A second Council on Foreign Relations report on the BRI notes that “U.S. inaction as much as Chinese assertiveness is responsible for the economic and strategic predicament in which the United States finds itself.” China has disguised geopolitical assertiveness as “infrastructure projects” throughout the Western Hemisphere.
That includes, most ominously, the construction of ports at both ends of the Panama Canal. A Center for Strategic and International Studies report notes that Chinese state-owned companies have positioned themselves at both ends of the Canal, including control of Margarita Island on the Atlantic side via port concession agreements. President Trump has stated that he believes China’s potential control of the Canal is both an economic and national security threat to the United States.
So what can be done? Constitutional scholars John Yoo and Robert Delahunty argue that Trump should invoke the Monroe Doctrine and declare that Panama, by “permitting extensive penetration of the territory surrounding the Canal … is compromising the security and neutrality of the Canal and thereby violating the Panama Canal Treaties of 1978. Those treaties, Yoo and Delahunty note, “permits armed intervention by the United States … to protect the Canal.”

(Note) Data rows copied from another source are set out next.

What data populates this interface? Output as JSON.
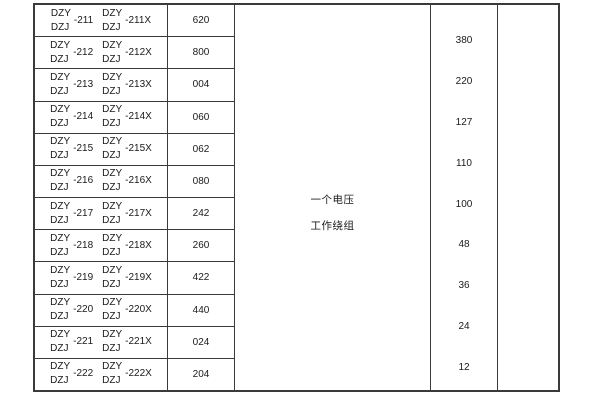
{
  "table": {
    "rows": [
      {
        "m1_top": "DZY",
        "m1_bot": "DZJ",
        "m1_suffix": "-211",
        "m2_top": "DZY",
        "m2_bot": "DZJ",
        "m2_suffix": "-211X",
        "code": "620"
      },
      {
        "m1_top": "DZY",
        "m1_bot": "DZJ",
        "m1_suffix": "-212",
        "m2_top": "DZY",
        "m2_bot": "DZJ",
        "m2_suffix": "-212X",
        "code": "800"
      },
      {
        "m1_top": "DZY",
        "m1_bot": "DZJ",
        "m1_suffix": "-213",
        "m2_top": "DZY",
        "m2_bot": "DZJ",
        "m2_suffix": "-213X",
        "code": "004"
      },
      {
        "m1_top": "DZY",
        "m1_bot": "DZJ",
        "m1_suffix": "-214",
        "m2_top": "DZY",
        "m2_bot": "DZJ",
        "m2_suffix": "-214X",
        "code": "060"
      },
      {
        "m1_top": "DZY",
        "m1_bot": "DZJ",
        "m1_suffix": "-215",
        "m2_top": "DZY",
        "m2_bot": "DZJ",
        "m2_suffix": "-215X",
        "code": "062"
      },
      {
        "m1_top": "DZY",
        "m1_bot": "DZJ",
        "m1_suffix": "-216",
        "m2_top": "DZY",
        "m2_bot": "DZJ",
        "m2_suffix": "-216X",
        "code": "080"
      },
      {
        "m1_top": "DZY",
        "m1_bot": "DZJ",
        "m1_suffix": "-217",
        "m2_top": "DZY",
        "m2_bot": "DZJ",
        "m2_suffix": "-217X",
        "code": "242"
      },
      {
        "m1_top": "DZY",
        "m1_bot": "DZJ",
        "m1_suffix": "-218",
        "m2_top": "DZY",
        "m2_bot": "DZJ",
        "m2_suffix": "-218X",
        "code": "260"
      },
      {
        "m1_top": "DZY",
        "m1_bot": "DZJ",
        "m1_suffix": "-219",
        "m2_top": "DZY",
        "m2_bot": "DZJ",
        "m2_suffix": "-219X",
        "code": "422"
      },
      {
        "m1_top": "DZY",
        "m1_bot": "DZJ",
        "m1_suffix": "-220",
        "m2_top": "DZY",
        "m2_bot": "DZJ",
        "m2_suffix": "-220X",
        "code": "440"
      },
      {
        "m1_top": "DZY",
        "m1_bot": "DZJ",
        "m1_suffix": "-221",
        "m2_top": "DZY",
        "m2_bot": "DZJ",
        "m2_suffix": "-221X",
        "code": "024"
      },
      {
        "m1_top": "DZY",
        "m1_bot": "DZJ",
        "m1_suffix": "-222",
        "m2_top": "DZY",
        "m2_bot": "DZJ",
        "m2_suffix": "-222X",
        "code": "204"
      }
    ],
    "winding_cell": {
      "line1": "一个电压",
      "line2": "工作绕组"
    },
    "voltages": [
      "380",
      "220",
      "127",
      "110",
      "100",
      "48",
      "36",
      "24",
      "12"
    ],
    "colors": {
      "border": "#3a3a3a",
      "text": "#1a1a1a",
      "background": "#ffffff"
    }
  }
}
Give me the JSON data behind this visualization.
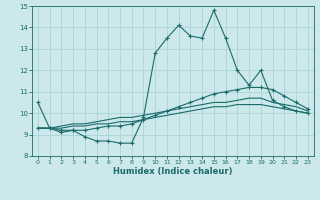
{
  "xlabel": "Humidex (Indice chaleur)",
  "ylabel": "",
  "background_color": "#cce8ea",
  "grid_color": "#aad4d6",
  "line_color": "#1a6b6b",
  "xlim": [
    -0.5,
    23.5
  ],
  "ylim": [
    8,
    15
  ],
  "xticks": [
    0,
    1,
    2,
    3,
    4,
    5,
    6,
    7,
    8,
    9,
    10,
    11,
    12,
    13,
    14,
    15,
    16,
    17,
    18,
    19,
    20,
    21,
    22,
    23
  ],
  "yticks": [
    8,
    9,
    10,
    11,
    12,
    13,
    14,
    15
  ],
  "curve1": [
    10.5,
    9.3,
    9.1,
    9.2,
    8.9,
    8.7,
    8.7,
    8.6,
    8.6,
    9.8,
    12.8,
    13.5,
    14.1,
    13.6,
    13.5,
    14.8,
    13.5,
    12.0,
    11.3,
    12.0,
    10.6,
    10.3,
    10.1,
    10.0
  ],
  "curve2": [
    9.3,
    9.3,
    9.2,
    9.2,
    9.2,
    9.3,
    9.4,
    9.4,
    9.5,
    9.7,
    9.9,
    10.1,
    10.3,
    10.5,
    10.7,
    10.9,
    11.0,
    11.1,
    11.2,
    11.2,
    11.1,
    10.8,
    10.5,
    10.2
  ],
  "curve3": [
    9.3,
    9.3,
    9.3,
    9.4,
    9.4,
    9.5,
    9.5,
    9.6,
    9.6,
    9.7,
    9.8,
    9.9,
    10.0,
    10.1,
    10.2,
    10.3,
    10.3,
    10.4,
    10.4,
    10.4,
    10.3,
    10.2,
    10.1,
    10.0
  ],
  "curve4": [
    9.3,
    9.3,
    9.4,
    9.5,
    9.5,
    9.6,
    9.7,
    9.8,
    9.8,
    9.9,
    10.0,
    10.1,
    10.2,
    10.3,
    10.4,
    10.5,
    10.5,
    10.6,
    10.7,
    10.7,
    10.5,
    10.4,
    10.3,
    10.1
  ]
}
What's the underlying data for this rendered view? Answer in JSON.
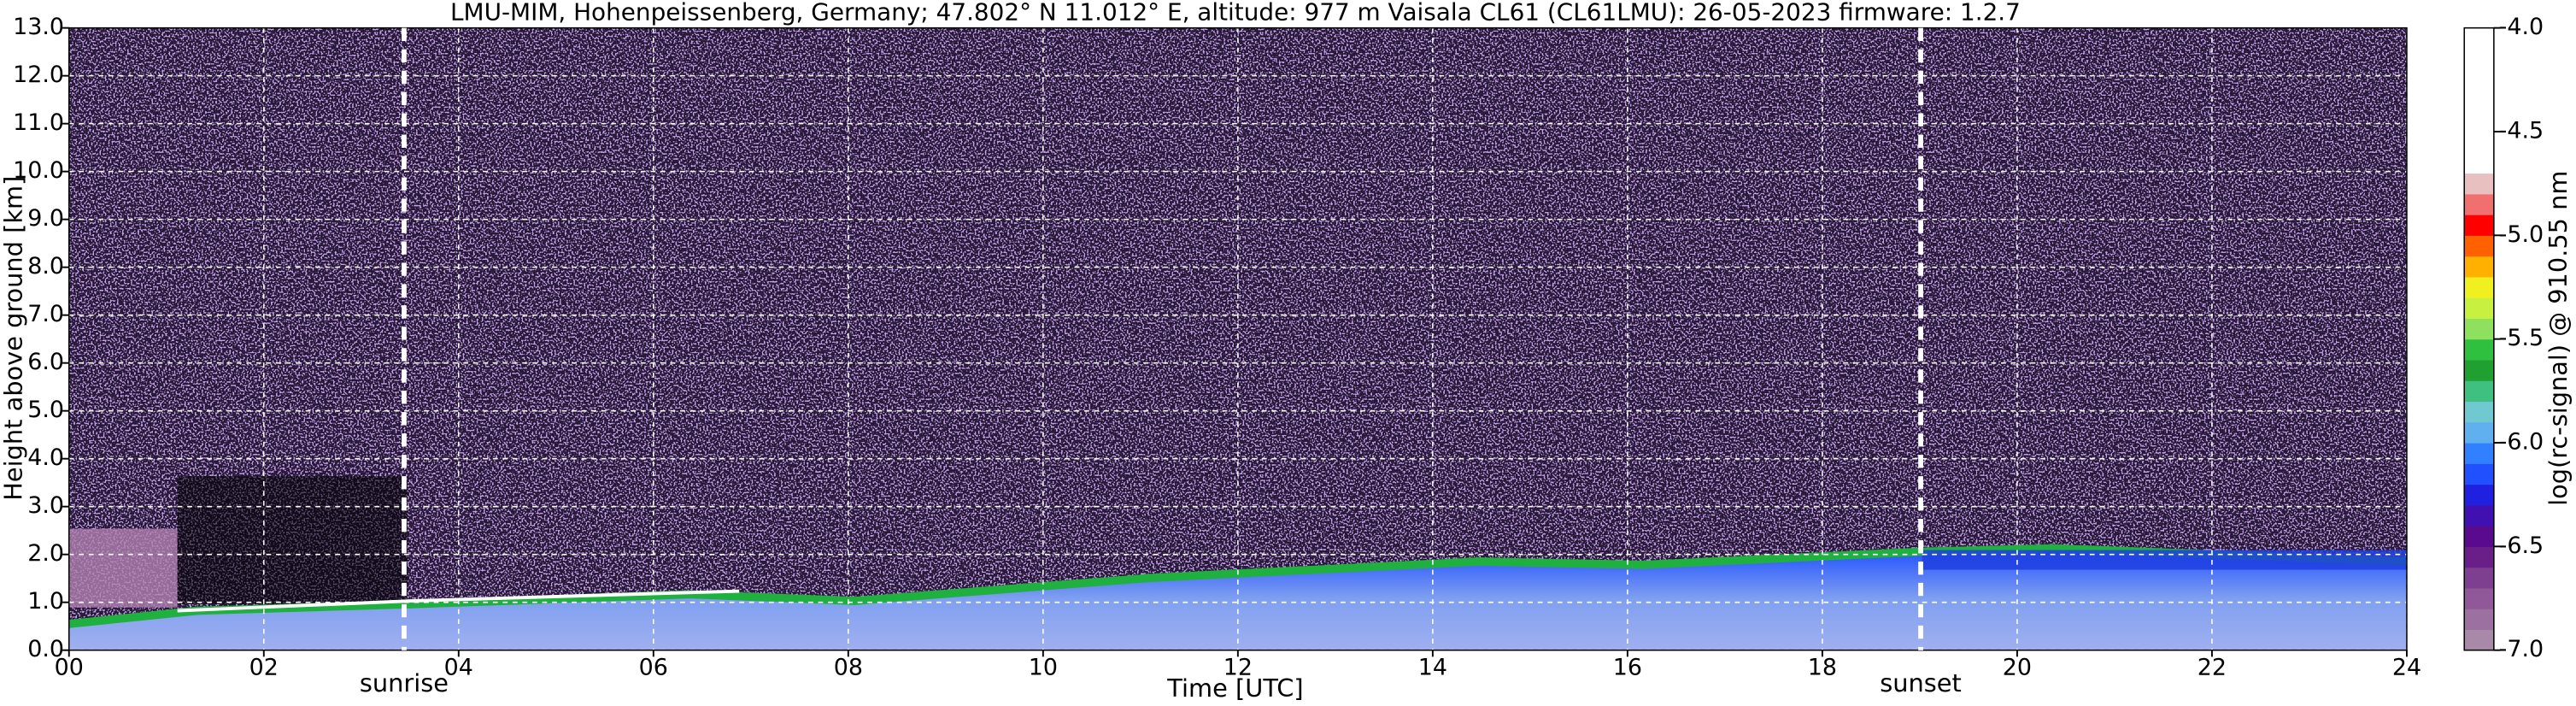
{
  "chart_data": {
    "type": "heatmap",
    "title": "LMU-MIM, Hohenpeissenberg, Germany; 47.802° N 11.012° E, altitude: 977 m    Vaisala CL61 (CL61LMU): 26-05-2023    firmware: 1.2.7",
    "x_label": "Time [UTC]",
    "y_label": "Height above ground [km]",
    "colorbar_label": "log(rc-signal) @ 910.55 nm",
    "xlim": [
      0,
      24
    ],
    "xticks": [
      {
        "value": 0,
        "label": "00"
      },
      {
        "value": 2,
        "label": "02"
      },
      {
        "value": 4,
        "label": "04"
      },
      {
        "value": 6,
        "label": "06"
      },
      {
        "value": 8,
        "label": "08"
      },
      10,
      12,
      14,
      16,
      18,
      20,
      22,
      24
    ],
    "ylim": [
      0,
      13
    ],
    "yticks": [
      {
        "value": 0,
        "label": "0.0"
      },
      {
        "value": 1,
        "label": "1.0"
      },
      {
        "value": 2,
        "label": "2.0"
      },
      {
        "value": 3,
        "label": "3.0"
      },
      {
        "value": 4,
        "label": "4.0"
      },
      {
        "value": 5,
        "label": "5.0"
      },
      {
        "value": 6,
        "label": "6.0"
      },
      {
        "value": 7,
        "label": "7.0"
      },
      {
        "value": 8,
        "label": "8.0"
      },
      {
        "value": 9,
        "label": "9.0"
      },
      {
        "value": 10,
        "label": "10.0"
      },
      {
        "value": 11,
        "label": "11.0"
      },
      {
        "value": 12,
        "label": "12.0"
      },
      {
        "value": 13,
        "label": "13.0"
      }
    ],
    "clim": [
      -7,
      -4
    ],
    "cticks": [
      {
        "value": -4,
        "label": "-4.0"
      },
      {
        "value": -4.5,
        "label": "-4.5"
      },
      {
        "value": -5,
        "label": "-5.0"
      },
      {
        "value": -5.5,
        "label": "-5.5"
      },
      {
        "value": -6,
        "label": "-6.0"
      },
      {
        "value": -6.5,
        "label": "-6.5"
      },
      {
        "value": -7,
        "label": "-7.0"
      }
    ],
    "colorbar_colors": [
      "#a88aa8",
      "#9c70a0",
      "#905898",
      "#7e3f90",
      "#6a1f88",
      "#5a0a8c",
      "#4010b0",
      "#2020e0",
      "#2050ff",
      "#3080ff",
      "#60b0f0",
      "#70c8d0",
      "#40c080",
      "#20a030",
      "#30c040",
      "#90e060",
      "#c8f040",
      "#f0f020",
      "#ffb000",
      "#ff6000",
      "#ff0000",
      "#f07070",
      "#e8c0c0",
      "#ffffff",
      "#ffffff",
      "#ffffff",
      "#ffffff",
      "#ffffff",
      "#ffffff",
      "#ffffff"
    ],
    "grid": true,
    "annotations": [
      {
        "text": "sunrise",
        "x": 3.44
      },
      {
        "text": "sunset",
        "x": 19.01
      }
    ]
  }
}
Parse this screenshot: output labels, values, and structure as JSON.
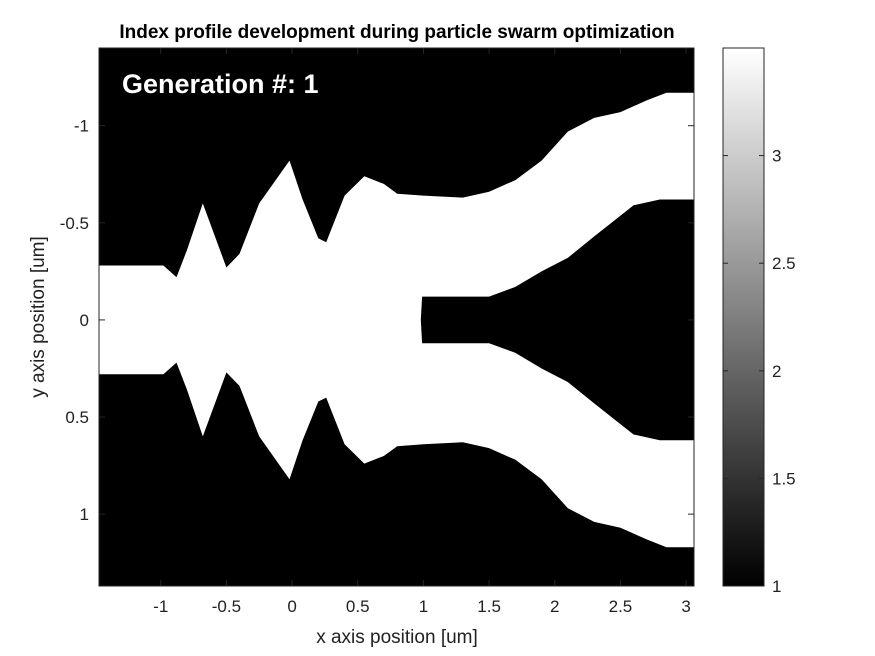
{
  "chart_data": {
    "type": "heatmap",
    "title": "Index profile development during particle swarm optimization",
    "xlabel": "x axis position [um]",
    "ylabel": "y axis position [um]",
    "annotation": "Generation #: 1",
    "xlim": [
      -1.47,
      3.06
    ],
    "ylim": [
      -1.4,
      1.37
    ],
    "y_reversed": true,
    "x_ticks": [
      -1,
      -0.5,
      0,
      0.5,
      1,
      1.5,
      2,
      2.5,
      3
    ],
    "y_ticks": [
      -1,
      -0.5,
      0,
      0.5,
      1
    ],
    "x_tick_labels": [
      "-1",
      "-0.5",
      "0",
      "0.5",
      "1",
      "1.5",
      "2",
      "2.5",
      "3"
    ],
    "y_tick_labels": [
      "-1",
      "-0.5",
      "0",
      "0.5",
      "1"
    ],
    "colorbar": {
      "range": [
        1,
        3.5
      ],
      "ticks": [
        1,
        1.5,
        2,
        2.5,
        3
      ],
      "tick_labels": [
        "1",
        "1.5",
        "2",
        "2.5",
        "3"
      ],
      "colormap": "gray"
    },
    "background_index": 1,
    "core_index": 3.5,
    "grid": false,
    "structure": {
      "description_free": true,
      "outer_halfwidth": [
        [
          -1.47,
          0.28
        ],
        [
          -0.98,
          0.28
        ],
        [
          -0.88,
          0.22
        ],
        [
          -0.8,
          0.36
        ],
        [
          -0.68,
          0.6
        ],
        [
          -0.5,
          0.27
        ],
        [
          -0.4,
          0.34
        ],
        [
          -0.25,
          0.6
        ],
        [
          -0.02,
          0.82
        ],
        [
          0.08,
          0.62
        ],
        [
          0.2,
          0.42
        ],
        [
          0.26,
          0.4
        ],
        [
          0.4,
          0.64
        ],
        [
          0.55,
          0.74
        ],
        [
          0.7,
          0.7
        ],
        [
          0.8,
          0.65
        ],
        [
          1.0,
          0.64
        ],
        [
          1.3,
          0.63
        ],
        [
          1.5,
          0.66
        ],
        [
          1.7,
          0.72
        ],
        [
          1.9,
          0.82
        ],
        [
          2.1,
          0.97
        ],
        [
          2.3,
          1.04
        ],
        [
          2.5,
          1.07
        ],
        [
          2.7,
          1.13
        ],
        [
          2.85,
          1.17
        ],
        [
          3.06,
          1.17
        ]
      ],
      "inner_halfwidth": [
        [
          0.98,
          0.0
        ],
        [
          0.99,
          0.12
        ],
        [
          1.5,
          0.12
        ],
        [
          1.7,
          0.17
        ],
        [
          1.9,
          0.25
        ],
        [
          2.1,
          0.32
        ],
        [
          2.3,
          0.43
        ],
        [
          2.45,
          0.51
        ],
        [
          2.6,
          0.59
        ],
        [
          2.8,
          0.62
        ],
        [
          3.06,
          0.62
        ]
      ]
    }
  }
}
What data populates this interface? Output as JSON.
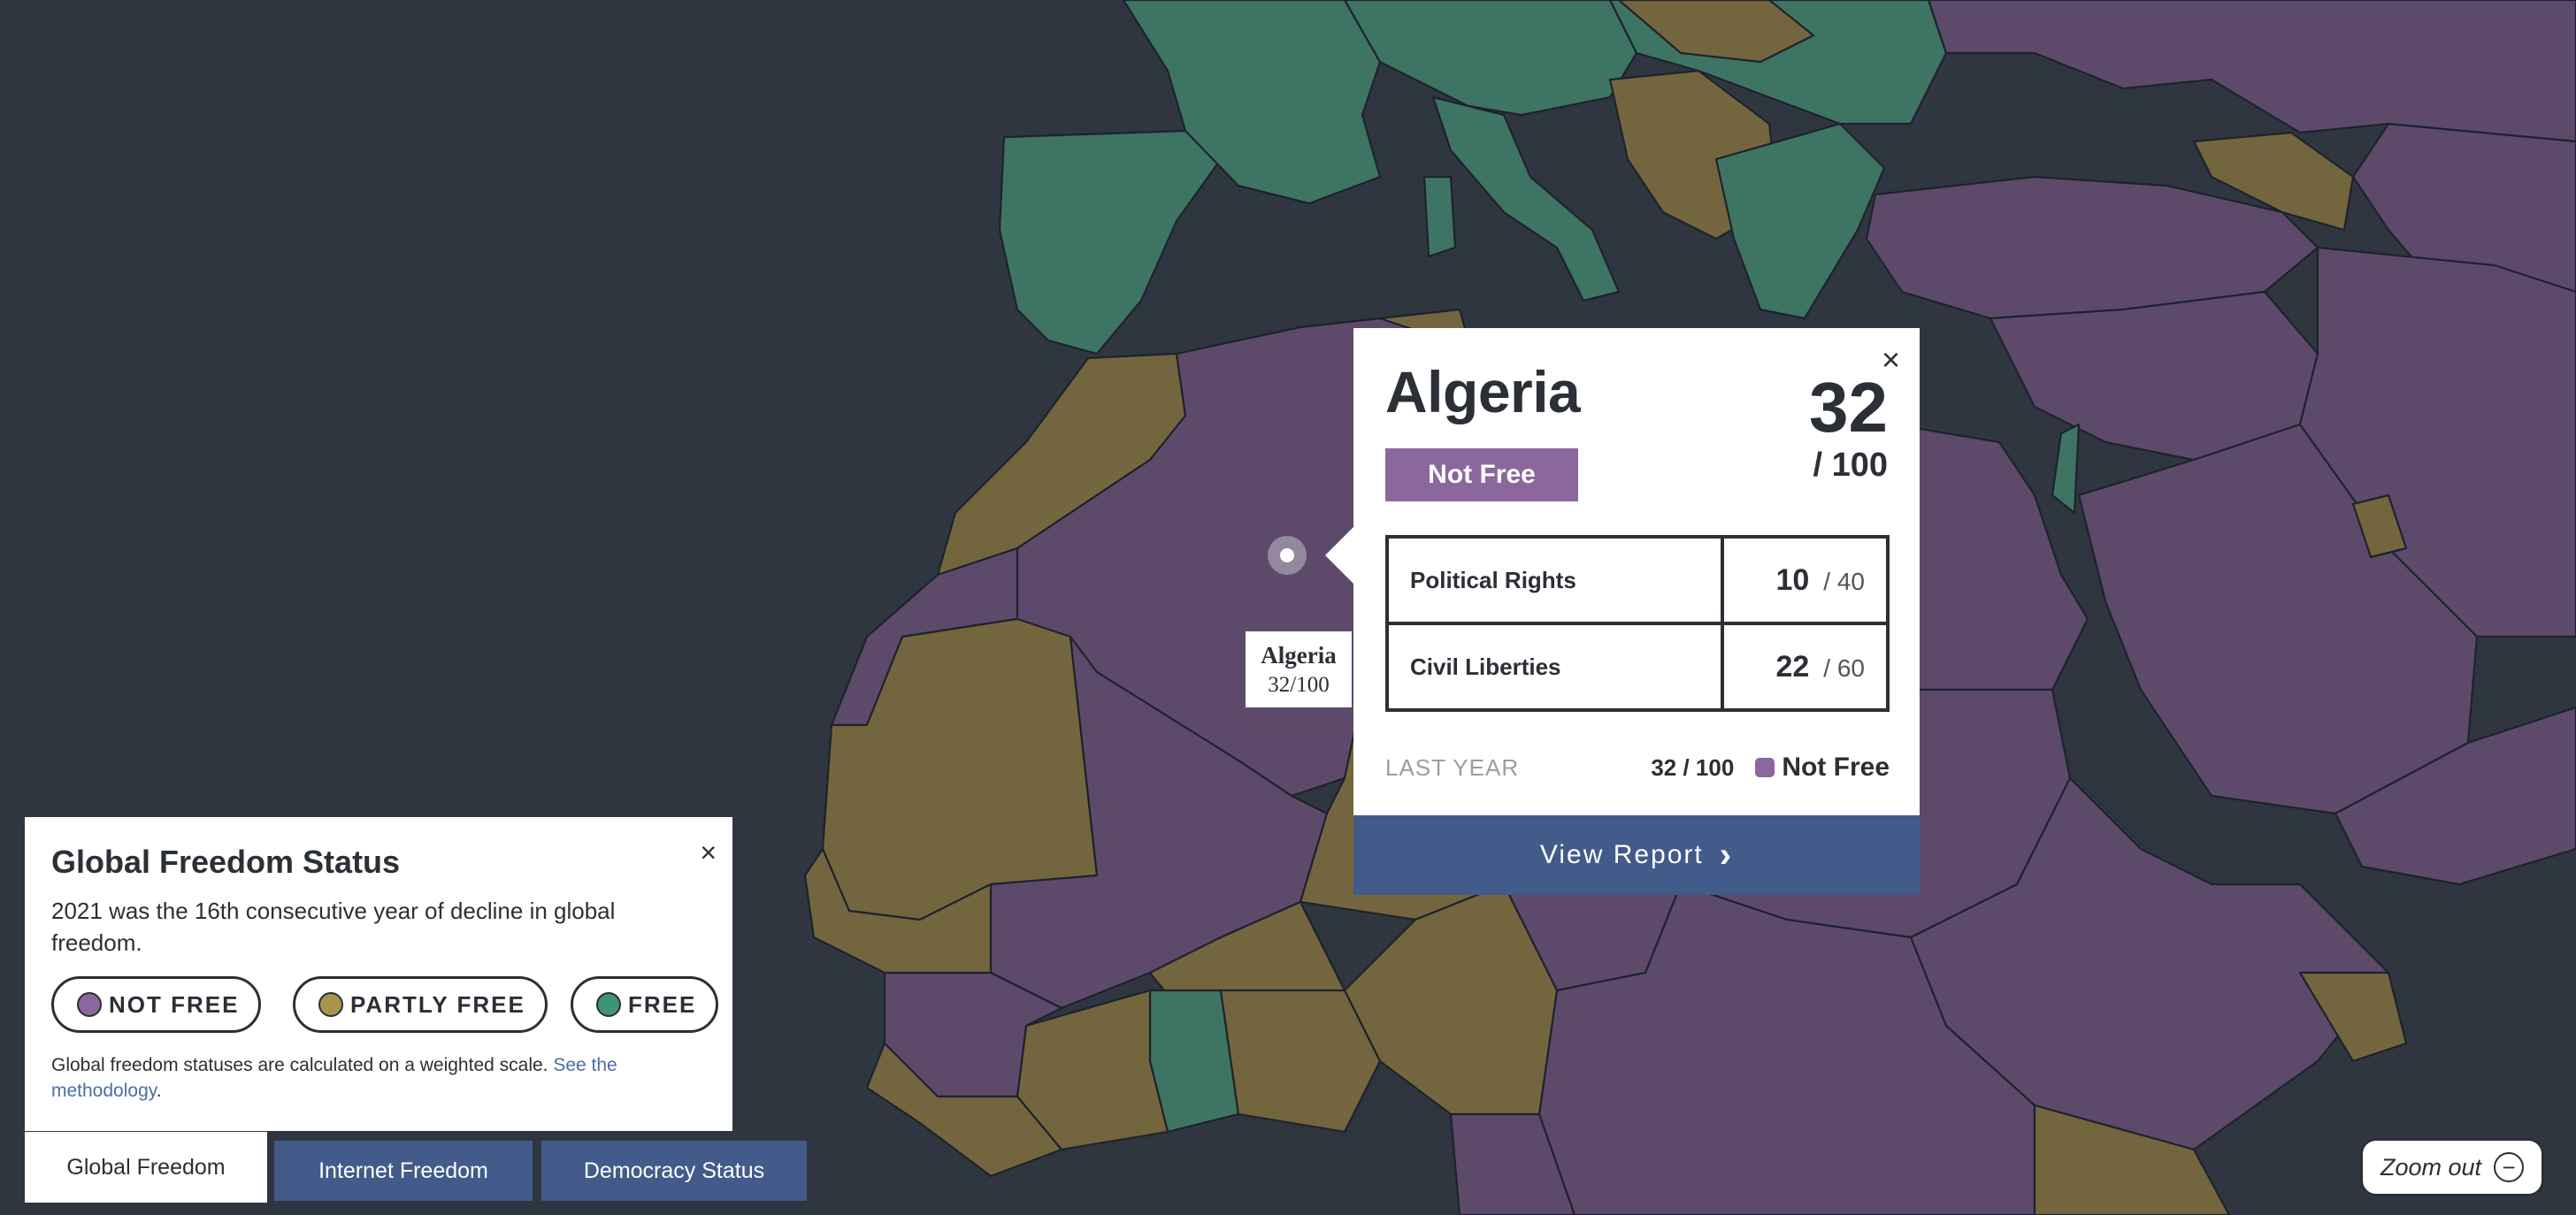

Moreover, President Trump has the exclusive constitutional authority to terminate the treaties and reassert U.S. sovereignty over the Canal Zone. There is no need for the Senate’s advice and consent. Yoo and Delahunty contend Trump has this treaty termination power under Article II of the Constitution (“executive power”); the tradition of the appointments clause which provides for Senate confirmation of key executive branch nominees but has not prevented presidents from unilaterally terminating those appointments; Supreme Court precedent that “recognizes that the President has sole constitutional responsibility to conduct all diplomacy for the United States”; actual practice, including President Carter’s abrogation of our mutual defense treaty with Taiwan; and, finally, the Office of Legal Counsel has opined that presidents have exclusive treaty termination authority.
President Theodore Roosevelt once remarked that “by far the most important action I took in foreign affairs during the time I was president related to the Panama Canal.” President Trump agrees.